Quel était l’objet de ces deux questions prioritaires de constitutionnalité
Les deux questions prioritaires de constitutionnalité, l’une transmise par le Conseil d’Etat, l’autre par la Cour de cassation, conformément aux dispositions contenues au sein de l’article 61-1 de la Constitution, intéressaient deux nouvelles dispositions insérées dans les articles 56-1 et 56-1-2 du Code de procédure pénale, telles qu’elles sont issues de la loi n° 2021-1729 du 22 décembre 2021 pour la confiance dans l’institution judiciaire. Les parties demanderesses contestaient plus spécifiquement la conformité de ces dispositions au regard des droits et des libertés garantis par le texte suprême. Ces deux questions ne sont cependant pas inédites ; en effet, d’autres questions du même ordre avaient déjà été posées aux sages du Conseil constitutionnel sans toutefois aboutir à la reconnaissance d’une non-conformité, comme tel est bien le cas dans le cadre de notre étude.Les articles 56-1 et 56-1-2 du Code de procédure pénale au cœur de ces deux QPC
Il convient en premier lieu de noter que ces dispositions critiquées sont issues d’un article de la loi susmentionnée et qui prévoit que le respect du secret professionnel de la défense et du conseil (le secret professionnel de l’avocat) se voit garanti dans le cadre de la procédure pénale dans les conditions qui sont explicitement prévues par le Code de procédure pénale. L’article en question modifie également les dispositions contenues au sein des articles 56-1 et 56-1-2 dudit code.Ces deux dispositions, entrées en vigueur le 1er mars 2022, prévoient, pour le premier, l’ensemble des conditions dans lesquelles il est possible de procéder à une perquisition dans un cabinet d’avocat ou bien une perquisition à son domicile privé, de même que l’ensemble des modalités précisant la saisie des documents ou objets qui s’y trouvent par les acteurs compétents. En effet il revient au magistrat dit « perquisitionneur » de s’assurer que les investigations qui sont effectuées à l’occasion de la procédure ne portent pas atteinte au libre exercice de la profession d’avocat et à ce qu’aucun élément inhérent à l’exercice du droit de la défense, document alors couvert par le secret professionnel, ne soit saisi ni placé sous scellé. Il est finalement indiqué dans ces dispositions que la présence du bâtonnier est exigée dans la mesure où la possibilité de contester la régularité de la procédure lui revient expressément devant le juge des libertés et de la détention.
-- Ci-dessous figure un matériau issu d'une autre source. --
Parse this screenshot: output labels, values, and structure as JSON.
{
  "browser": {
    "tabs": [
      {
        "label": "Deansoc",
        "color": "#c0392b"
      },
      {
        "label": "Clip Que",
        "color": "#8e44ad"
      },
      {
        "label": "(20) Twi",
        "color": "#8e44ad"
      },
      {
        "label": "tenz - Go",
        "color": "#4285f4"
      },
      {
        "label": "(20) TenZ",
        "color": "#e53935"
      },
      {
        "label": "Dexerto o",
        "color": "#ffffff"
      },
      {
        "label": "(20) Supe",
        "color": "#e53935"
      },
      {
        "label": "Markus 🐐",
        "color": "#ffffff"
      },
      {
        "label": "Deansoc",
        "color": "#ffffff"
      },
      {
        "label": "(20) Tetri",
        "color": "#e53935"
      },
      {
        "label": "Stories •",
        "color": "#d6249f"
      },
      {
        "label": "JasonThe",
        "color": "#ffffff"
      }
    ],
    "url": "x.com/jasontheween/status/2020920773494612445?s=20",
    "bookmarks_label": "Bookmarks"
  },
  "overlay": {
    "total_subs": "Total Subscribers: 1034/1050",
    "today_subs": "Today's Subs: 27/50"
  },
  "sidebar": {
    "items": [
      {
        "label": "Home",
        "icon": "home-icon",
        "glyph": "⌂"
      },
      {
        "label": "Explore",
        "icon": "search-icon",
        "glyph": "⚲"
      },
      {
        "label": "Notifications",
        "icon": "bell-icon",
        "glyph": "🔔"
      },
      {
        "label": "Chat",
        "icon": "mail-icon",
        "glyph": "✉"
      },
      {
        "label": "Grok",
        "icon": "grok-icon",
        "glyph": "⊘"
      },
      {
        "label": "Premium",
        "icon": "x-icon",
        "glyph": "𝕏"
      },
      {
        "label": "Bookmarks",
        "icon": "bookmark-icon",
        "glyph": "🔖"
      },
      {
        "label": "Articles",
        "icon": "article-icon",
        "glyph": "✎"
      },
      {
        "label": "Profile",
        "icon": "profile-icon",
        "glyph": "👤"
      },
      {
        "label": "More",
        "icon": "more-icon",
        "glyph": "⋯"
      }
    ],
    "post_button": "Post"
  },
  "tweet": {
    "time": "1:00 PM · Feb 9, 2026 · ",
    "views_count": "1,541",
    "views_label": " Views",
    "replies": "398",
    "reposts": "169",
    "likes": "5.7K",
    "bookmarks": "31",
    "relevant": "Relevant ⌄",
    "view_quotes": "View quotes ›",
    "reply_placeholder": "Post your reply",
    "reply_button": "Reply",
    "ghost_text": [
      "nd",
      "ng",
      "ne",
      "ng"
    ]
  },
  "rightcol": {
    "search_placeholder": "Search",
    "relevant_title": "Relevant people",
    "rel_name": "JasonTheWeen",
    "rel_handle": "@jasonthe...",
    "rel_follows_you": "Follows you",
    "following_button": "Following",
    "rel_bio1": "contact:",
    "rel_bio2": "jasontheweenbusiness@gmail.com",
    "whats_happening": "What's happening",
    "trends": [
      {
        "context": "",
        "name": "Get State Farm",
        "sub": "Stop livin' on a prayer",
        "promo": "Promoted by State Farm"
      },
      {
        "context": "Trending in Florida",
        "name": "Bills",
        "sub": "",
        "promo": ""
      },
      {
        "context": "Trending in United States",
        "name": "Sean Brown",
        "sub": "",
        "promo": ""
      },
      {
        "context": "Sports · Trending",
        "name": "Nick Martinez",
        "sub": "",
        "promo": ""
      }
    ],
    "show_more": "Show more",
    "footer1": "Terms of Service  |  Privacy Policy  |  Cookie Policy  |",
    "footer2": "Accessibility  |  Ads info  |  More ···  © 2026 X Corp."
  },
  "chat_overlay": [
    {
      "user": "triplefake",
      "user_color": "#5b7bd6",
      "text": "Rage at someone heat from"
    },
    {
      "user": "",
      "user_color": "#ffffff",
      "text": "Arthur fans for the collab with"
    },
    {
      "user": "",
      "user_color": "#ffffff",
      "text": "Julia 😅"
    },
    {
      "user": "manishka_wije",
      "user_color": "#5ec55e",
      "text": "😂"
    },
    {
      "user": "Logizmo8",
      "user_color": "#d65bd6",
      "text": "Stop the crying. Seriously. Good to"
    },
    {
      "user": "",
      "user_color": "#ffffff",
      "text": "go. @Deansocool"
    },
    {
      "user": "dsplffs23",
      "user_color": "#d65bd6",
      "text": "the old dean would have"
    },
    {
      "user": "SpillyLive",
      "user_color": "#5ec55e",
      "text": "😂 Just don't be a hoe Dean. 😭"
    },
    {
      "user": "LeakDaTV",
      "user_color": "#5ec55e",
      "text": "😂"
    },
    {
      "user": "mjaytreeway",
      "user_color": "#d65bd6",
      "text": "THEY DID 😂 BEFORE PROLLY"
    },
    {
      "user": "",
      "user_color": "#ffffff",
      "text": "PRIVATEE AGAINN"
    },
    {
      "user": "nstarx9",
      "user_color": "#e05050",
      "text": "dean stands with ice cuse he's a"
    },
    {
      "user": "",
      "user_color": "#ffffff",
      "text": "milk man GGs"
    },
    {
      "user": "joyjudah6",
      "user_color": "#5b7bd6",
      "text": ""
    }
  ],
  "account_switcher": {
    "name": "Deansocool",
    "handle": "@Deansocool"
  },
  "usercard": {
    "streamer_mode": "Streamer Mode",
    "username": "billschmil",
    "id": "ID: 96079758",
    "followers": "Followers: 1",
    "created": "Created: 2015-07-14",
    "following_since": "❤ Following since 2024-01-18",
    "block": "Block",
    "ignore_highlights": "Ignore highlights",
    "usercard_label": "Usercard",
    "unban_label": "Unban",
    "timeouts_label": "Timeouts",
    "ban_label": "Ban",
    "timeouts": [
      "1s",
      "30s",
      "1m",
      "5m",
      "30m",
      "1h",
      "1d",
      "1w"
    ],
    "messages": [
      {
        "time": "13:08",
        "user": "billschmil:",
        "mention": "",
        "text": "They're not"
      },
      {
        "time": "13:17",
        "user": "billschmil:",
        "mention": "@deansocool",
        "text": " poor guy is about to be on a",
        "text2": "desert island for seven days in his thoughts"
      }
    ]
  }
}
Le second article prévoit, quant à lui, que le secret professionnel de l’avocat ne peut être opposable aux mesures d’enquête mais aussi aux mesures d’instruction dès l’instant où celles-ci sont inhérentes à certaines infractions (listées dans ces mêmes dispositions). Une exception est par conséquent instaurée par cet article.
Les griefs portés contre ces dispositions
Dans la première QPC, les requérants demandaient au Conseil constitutionnel de reconnaitre explicitement la valeur constitutionnelle du secret professionnel du conseil. En outre, ces derniers critiquaient le fait que le texte permet en effet de saisir un document alors que ce dernier est couvert par le secret professionnel pour le cas particulier où celui-ci n’intéresse pas directement l’exercice des droits de la défense ; ils critiquaient par ailleurs la règle selon laquelle ce secret ne pourrait pas être utilement opposé lors de la saisie de certains documents, peu importe qu’ils relèvent ou pas de cet exercice.Dans la seconde QPC, les requérants reprochaient aux dispositions de l’article 56-1 susmentionné d’attribuer au seul juge des libertés et de la détention la compétence pour connaitre d’une contestation relative à la saisie d’un document ou d’un objet à l’occasion d’une perquisition. Pour ces derniers, cette règle ne respecte pas le principe d’impartialité des juridictions car la perquisition se doit, pour être valide procéduralement, d’être autorisée par le juge des libertés et de la détention si celle-ci intervient sur demande de l’administration fiscale (ce fut le cas en l’espèce).
Qu’a donc décidé le Conseil constitutionnel ?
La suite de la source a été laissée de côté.